I. L’administration de la preuve de la créance contractuelle
Le tribunal a estimé que la demande était fondée sur des documents probants produits par le créancier. Il a ainsi jugé que « KLESIA AGIRC-ARRCO apporte la preuve de l’existence du lien contractuel entre les 2 entités, du montant des sommes dues » (SUR CE). La valeur de cette solution est de rappeler le principe selon lequel la charge de la preuve incombe au demandeur. Son sens est de valider la force probante des documents contractuels et des décomptes de cotisations.
La portée de cette décision est de sécuriser le recouvrement des cotisations sociales par les organismes de retraite. En l’absence de contestation de l’opposant, le juge se contente de vérifier la régularité formelle des pièces versées. Cette approche pragmatique facilite l’exécution des obligations contractuelles des adhérents.

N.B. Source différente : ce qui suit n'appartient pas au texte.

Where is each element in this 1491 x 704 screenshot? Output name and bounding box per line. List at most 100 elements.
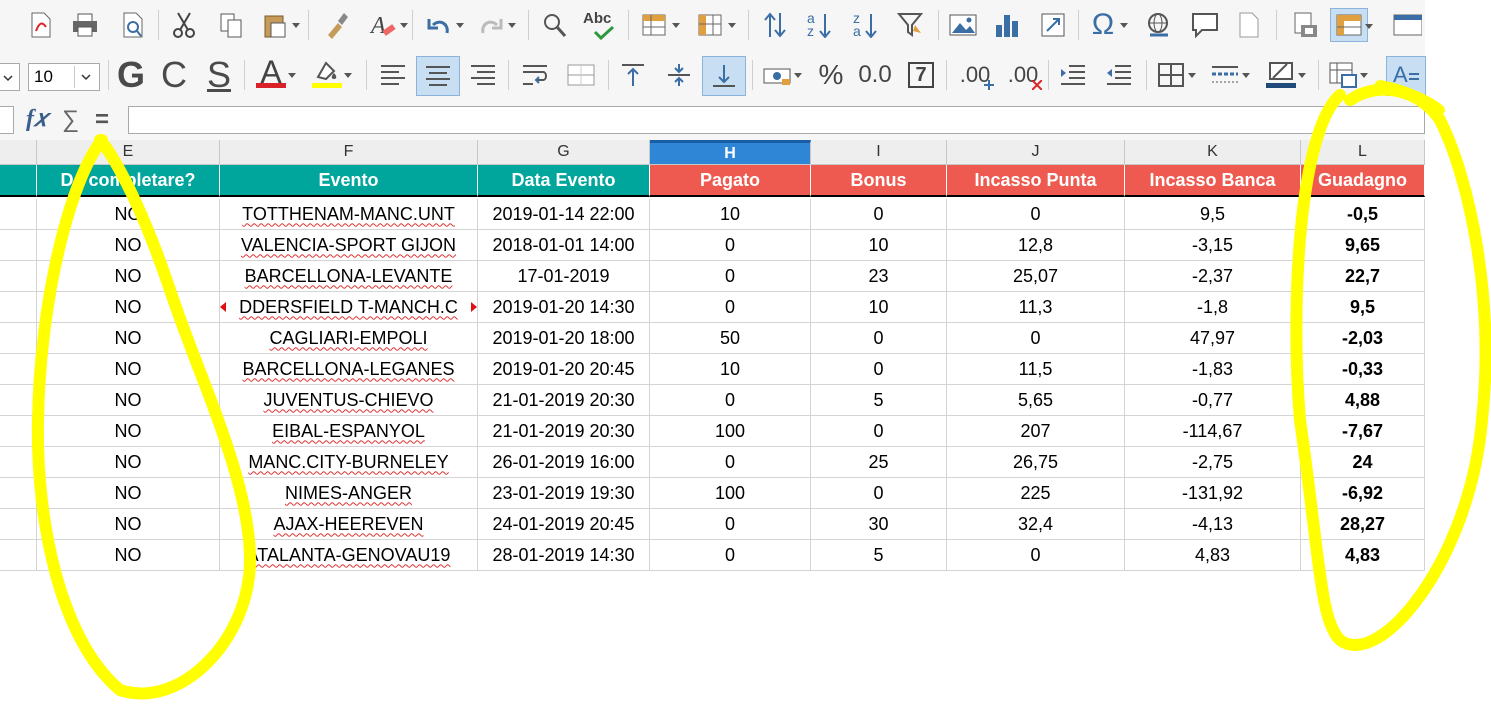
chart-icon[interactable] bbox=[988, 8, 1026, 42]
spelling-icon[interactable]: Abc bbox=[582, 8, 620, 42]
header-cell-E[interactable]: Da completare? bbox=[37, 165, 220, 197]
cell-F[interactable]: TOTTHENAM-MANC.UNT bbox=[220, 199, 478, 230]
image-icon[interactable] bbox=[944, 8, 982, 42]
cell-E[interactable]: NO bbox=[37, 478, 220, 509]
cell-F[interactable]: MANC.CITY-BURNELEY bbox=[220, 447, 478, 478]
cell-L[interactable]: -0,33 bbox=[1301, 354, 1425, 385]
cell-J[interactable]: 25,07 bbox=[947, 261, 1125, 292]
cell-E[interactable]: NO bbox=[37, 323, 220, 354]
cell-I[interactable]: 0 bbox=[811, 323, 947, 354]
cell-J[interactable]: 11,3 bbox=[947, 292, 1125, 323]
print-icon[interactable] bbox=[66, 8, 104, 42]
cell-E[interactable]: NO bbox=[37, 509, 220, 540]
cell-G[interactable]: 24-01-2019 20:45 bbox=[478, 509, 650, 540]
autofilter-icon[interactable] bbox=[892, 8, 930, 42]
cell-H[interactable]: 0 bbox=[650, 292, 811, 323]
column-header-J[interactable]: J bbox=[947, 140, 1125, 165]
cell-K[interactable]: -1,8 bbox=[1125, 292, 1301, 323]
cell-E[interactable]: NO bbox=[37, 292, 220, 323]
column-header-F[interactable]: F bbox=[220, 140, 478, 165]
cell-E[interactable]: NO bbox=[37, 447, 220, 478]
header-cell-L[interactable]: Guadagno bbox=[1301, 165, 1425, 197]
cell-L[interactable]: -0,5 bbox=[1301, 199, 1425, 230]
cell-I[interactable]: 10 bbox=[811, 292, 947, 323]
cell-K[interactable]: 47,97 bbox=[1125, 323, 1301, 354]
hyperlink-icon[interactable] bbox=[1140, 8, 1178, 42]
cell-G[interactable]: 28-01-2019 14:30 bbox=[478, 540, 650, 571]
cell-K[interactable]: -2,37 bbox=[1125, 261, 1301, 292]
cell-E[interactable]: NO bbox=[37, 230, 220, 261]
header-cell-K[interactable]: Incasso Banca bbox=[1125, 165, 1301, 197]
align-left-icon[interactable] bbox=[374, 58, 412, 92]
cell-G[interactable]: 2019-01-20 20:45 bbox=[478, 354, 650, 385]
cell-I[interactable]: 30 bbox=[811, 509, 947, 540]
cell-G[interactable]: 17-01-2019 bbox=[478, 261, 650, 292]
cell-K[interactable]: 4,83 bbox=[1125, 540, 1301, 571]
cell-L[interactable]: 4,88 bbox=[1301, 385, 1425, 416]
special-character-icon[interactable]: Ω bbox=[1084, 8, 1128, 42]
cell-J[interactable]: 0 bbox=[947, 323, 1125, 354]
header-cell-F[interactable]: Evento bbox=[220, 165, 478, 197]
cell-K[interactable]: -3,15 bbox=[1125, 230, 1301, 261]
font-name-field[interactable] bbox=[0, 63, 20, 91]
align-center-icon[interactable] bbox=[416, 56, 460, 96]
header-cell-J[interactable]: Incasso Punta bbox=[947, 165, 1125, 197]
table-cell[interactable] bbox=[0, 447, 37, 478]
currency-format-icon[interactable] bbox=[758, 58, 802, 92]
cell-L[interactable]: 9,65 bbox=[1301, 230, 1425, 261]
cell-F[interactable]: AJAX-HEEREVEN bbox=[220, 509, 478, 540]
increase-indent-icon[interactable] bbox=[1054, 58, 1092, 92]
freeze-rows-columns-icon[interactable] bbox=[1330, 8, 1373, 42]
table-cell[interactable] bbox=[0, 230, 37, 261]
underline-button[interactable]: S bbox=[200, 54, 238, 95]
cell-F[interactable]: VALENCIA-SPORT GIJON bbox=[220, 230, 478, 261]
cell-H[interactable]: 0 bbox=[650, 540, 811, 571]
cell-H[interactable]: 50 bbox=[650, 323, 811, 354]
italic-button[interactable]: C bbox=[155, 54, 193, 95]
cell-J[interactable]: 225 bbox=[947, 478, 1125, 509]
print-preview-icon[interactable] bbox=[114, 8, 152, 42]
header-cell-H[interactable]: Pagato bbox=[650, 165, 811, 197]
border-color-icon[interactable] bbox=[1262, 58, 1306, 92]
header-cell-G[interactable]: Data Evento bbox=[478, 165, 650, 197]
cell-F[interactable]: ATALANTA-GENOVAU19 bbox=[220, 540, 478, 571]
table-cell[interactable] bbox=[0, 354, 37, 385]
cell-L[interactable]: 4,83 bbox=[1301, 540, 1425, 571]
cell-G[interactable]: 21-01-2019 20:30 bbox=[478, 385, 650, 416]
table-cell[interactable] bbox=[0, 323, 37, 354]
cell-G[interactable]: 2018-01-01 14:00 bbox=[478, 230, 650, 261]
cell-L[interactable]: -6,92 bbox=[1301, 478, 1425, 509]
clear-formatting-icon[interactable]: A bbox=[364, 8, 408, 42]
formula-icon[interactable]: = bbox=[95, 106, 109, 134]
cell-L[interactable]: 24 bbox=[1301, 447, 1425, 478]
cell-F[interactable]: JUVENTUS-CHIEVO bbox=[220, 385, 478, 416]
align-bottom-icon[interactable] bbox=[702, 56, 746, 96]
cell-E[interactable]: NO bbox=[37, 354, 220, 385]
cell-K[interactable]: -1,83 bbox=[1125, 354, 1301, 385]
decrease-indent-icon[interactable] bbox=[1100, 58, 1138, 92]
styles-icon[interactable]: A bbox=[1386, 56, 1426, 96]
cell-K[interactable]: -131,92 bbox=[1125, 478, 1301, 509]
sort-descending-icon[interactable]: za bbox=[846, 8, 884, 42]
cell-F[interactable]: BARCELLONA-LEVANTE bbox=[220, 261, 478, 292]
name-box[interactable] bbox=[0, 106, 14, 134]
cell-K[interactable]: -0,77 bbox=[1125, 385, 1301, 416]
cell-H[interactable]: 100 bbox=[650, 416, 811, 447]
paste-icon[interactable] bbox=[256, 8, 300, 42]
cell-L[interactable]: 28,27 bbox=[1301, 509, 1425, 540]
cell-L[interactable]: 9,5 bbox=[1301, 292, 1425, 323]
borders-icon[interactable] bbox=[1152, 58, 1196, 92]
comment-icon[interactable] bbox=[1186, 8, 1224, 42]
delete-decimal-button[interactable]: .00 bbox=[1000, 58, 1046, 92]
cell-I[interactable]: 0 bbox=[811, 416, 947, 447]
cell-E[interactable]: NO bbox=[37, 261, 220, 292]
cell-J[interactable]: 207 bbox=[947, 416, 1125, 447]
header-cell-D[interactable] bbox=[0, 165, 37, 197]
cell-G[interactable]: 2019-01-14 22:00 bbox=[478, 199, 650, 230]
cell-J[interactable]: 11,5 bbox=[947, 354, 1125, 385]
font-size-select[interactable]: 10 bbox=[28, 63, 100, 91]
sort-ascending-icon[interactable]: az bbox=[800, 8, 838, 42]
copy-icon[interactable] bbox=[212, 8, 250, 42]
table-cell[interactable] bbox=[0, 540, 37, 571]
cell-F[interactable]: EIBAL-ESPANYOL bbox=[220, 416, 478, 447]
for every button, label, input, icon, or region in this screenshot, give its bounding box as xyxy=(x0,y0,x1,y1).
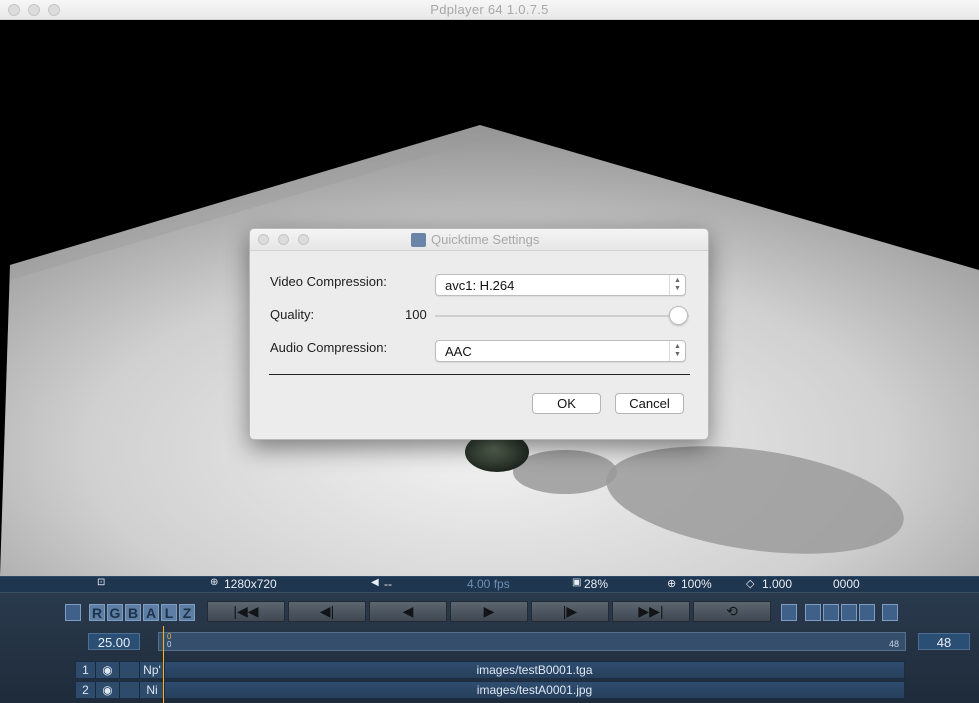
quicktime-settings-dialog: Quicktime Settings Video Compression: av… xyxy=(249,228,709,440)
fps-field[interactable]: 25.00 xyxy=(88,633,140,650)
timeline-end-label: 48 xyxy=(888,639,899,649)
channel-z-button[interactable]: Z xyxy=(179,604,195,621)
timeline-start-frame: 0 xyxy=(167,640,172,649)
channel-g-button[interactable]: G xyxy=(107,604,123,621)
channel-r-button[interactable]: R xyxy=(89,604,105,621)
layer-row[interactable]: 2 ◉ Ni images/testA0001.jpg xyxy=(75,681,905,699)
image-viewport[interactable]: Quicktime Settings Video Compression: av… xyxy=(0,20,979,576)
layer-index: 1 xyxy=(76,662,96,678)
zoom-value: 100% xyxy=(681,577,712,591)
layer-file-name: images/testB0001.tga xyxy=(165,662,904,678)
frame-value: 0000 xyxy=(833,577,860,591)
cache-value: 28% xyxy=(584,577,609,591)
volume-icon[interactable]: ◀ xyxy=(371,577,379,588)
resolution-icon: ⊕ xyxy=(210,577,219,588)
dialog-close-button[interactable] xyxy=(258,234,269,245)
channel-b-button[interactable]: B xyxy=(125,604,141,621)
eye-icon[interactable]: ◉ xyxy=(96,682,120,698)
quality-slider-track[interactable] xyxy=(435,315,689,317)
volume-value: -- xyxy=(384,577,392,591)
layer-mode: Ni xyxy=(140,682,165,698)
video-compression-select[interactable]: avc1: H.264 ▲ ▼ xyxy=(435,274,686,296)
layer-row[interactable]: 1 ◉ Np' images/testB0001.tga xyxy=(75,661,905,679)
dialog-titlebar: Quicktime Settings xyxy=(250,229,708,251)
gradient-icon[interactable] xyxy=(859,604,875,621)
video-compression-label: Video Compression: xyxy=(270,274,387,289)
dialog-zoom-button[interactable] xyxy=(298,234,309,245)
aspect-value: 1.000 xyxy=(762,577,793,591)
layer-lock-cell[interactable] xyxy=(120,682,140,698)
dialog-separator xyxy=(269,374,690,375)
step-back-button[interactable]: ◀| xyxy=(288,601,366,622)
checker-icon[interactable] xyxy=(841,604,857,621)
grid-icon[interactable] xyxy=(823,604,839,621)
quicktime-icon xyxy=(411,233,426,247)
info-icon[interactable]: ⊡ xyxy=(97,577,105,588)
list-view-icon[interactable] xyxy=(781,604,797,621)
cache-icon: ▣ xyxy=(572,577,582,588)
playhead[interactable] xyxy=(163,626,164,703)
layer-file-name: images/testA0001.jpg xyxy=(165,682,904,698)
audio-compression-label: Audio Compression: xyxy=(270,340,388,355)
fps-readout: 4.00 fps xyxy=(467,577,510,591)
dialog-title: Quicktime Settings xyxy=(431,232,540,247)
ok-button[interactable]: OK xyxy=(532,393,601,414)
quality-label: Quality: xyxy=(270,307,315,322)
cancel-button[interactable]: Cancel xyxy=(615,393,684,414)
timeline-track[interactable]: 0 0 48 xyxy=(158,632,906,651)
channel-l-button[interactable]: L xyxy=(161,604,177,621)
compare-split-icon[interactable] xyxy=(65,604,81,621)
audio-compression-select[interactable]: AAC ▲ ▼ xyxy=(435,340,686,362)
channel-a-button[interactable]: A xyxy=(143,604,159,621)
layer-mode: Np' xyxy=(140,662,165,678)
video-compression-value: avc1: H.264 xyxy=(445,278,515,293)
dialog-minimize-button[interactable] xyxy=(278,234,289,245)
chevron-updown-icon: ▲ ▼ xyxy=(669,341,685,361)
window-title: Pdplayer 64 1.0.7.5 xyxy=(430,2,549,17)
resolution-value: 1280x720 xyxy=(224,577,277,591)
step-forward-button[interactable]: |▶ xyxy=(531,601,609,622)
layout-icon[interactable] xyxy=(882,604,898,621)
end-frame-field[interactable]: 48 xyxy=(918,633,970,650)
aspect-icon[interactable]: ◇ xyxy=(746,577,754,590)
eye-icon[interactable]: ◉ xyxy=(96,662,120,678)
layer-index: 2 xyxy=(76,682,96,698)
layer-lock-cell[interactable] xyxy=(120,662,140,678)
zoom-icon[interactable]: ⊕ xyxy=(667,577,676,590)
play-forward-button[interactable]: ▶ xyxy=(450,601,528,622)
safe-frame-icon[interactable] xyxy=(805,604,821,621)
go-to-end-button[interactable]: ▶▶| xyxy=(612,601,690,622)
quality-slider-knob[interactable] xyxy=(669,306,688,325)
playback-controls: R G B A L Z |◀◀ ◀| ◀ ▶ |▶ ▶▶| ⟲ 25.00 0 … xyxy=(0,592,979,703)
audio-compression-value: AAC xyxy=(445,344,472,359)
status-info-bar: ⊡ ⊕ 1280x720 ◀ -- 4.00 fps ▣ 28% ⊕ 100% … xyxy=(0,576,979,592)
go-to-start-button[interactable]: |◀◀ xyxy=(207,601,285,622)
loop-icon[interactable]: ⟲ xyxy=(693,601,771,622)
chevron-updown-icon: ▲ ▼ xyxy=(669,275,685,295)
window-titlebar: Pdplayer 64 1.0.7.5 xyxy=(0,0,979,20)
quality-value: 100 xyxy=(405,307,427,322)
play-backward-button[interactable]: ◀ xyxy=(369,601,447,622)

II. L’exclusion du cumul des intérêts moratoires avec les majorations forfaitaires
Le tribunal a refusé d’ordonner le paiement d’intérêts au taux légal en sus des majorations de retard. Il a motivé sa décision en affirmant que « les majorations de retard appliquées pour versement tardif des cotisations constituent déjà un intérêt moratoire » (SUR CE). Le sens de cette disposition est d’éviter une double indemnisation du créancier pour le même préjudice.
La valeur de cette solution est de préciser le régime juridique des pénalités contractuelles dans le contentieux des cotisations. Sa portée est protectrice pour le débiteur, car elle empêche une capitalisation excessive des sommes dues. Le juge de commerce a ainsi fait une application stricte du principe de réparation intégrale sans enrichissement injustifié.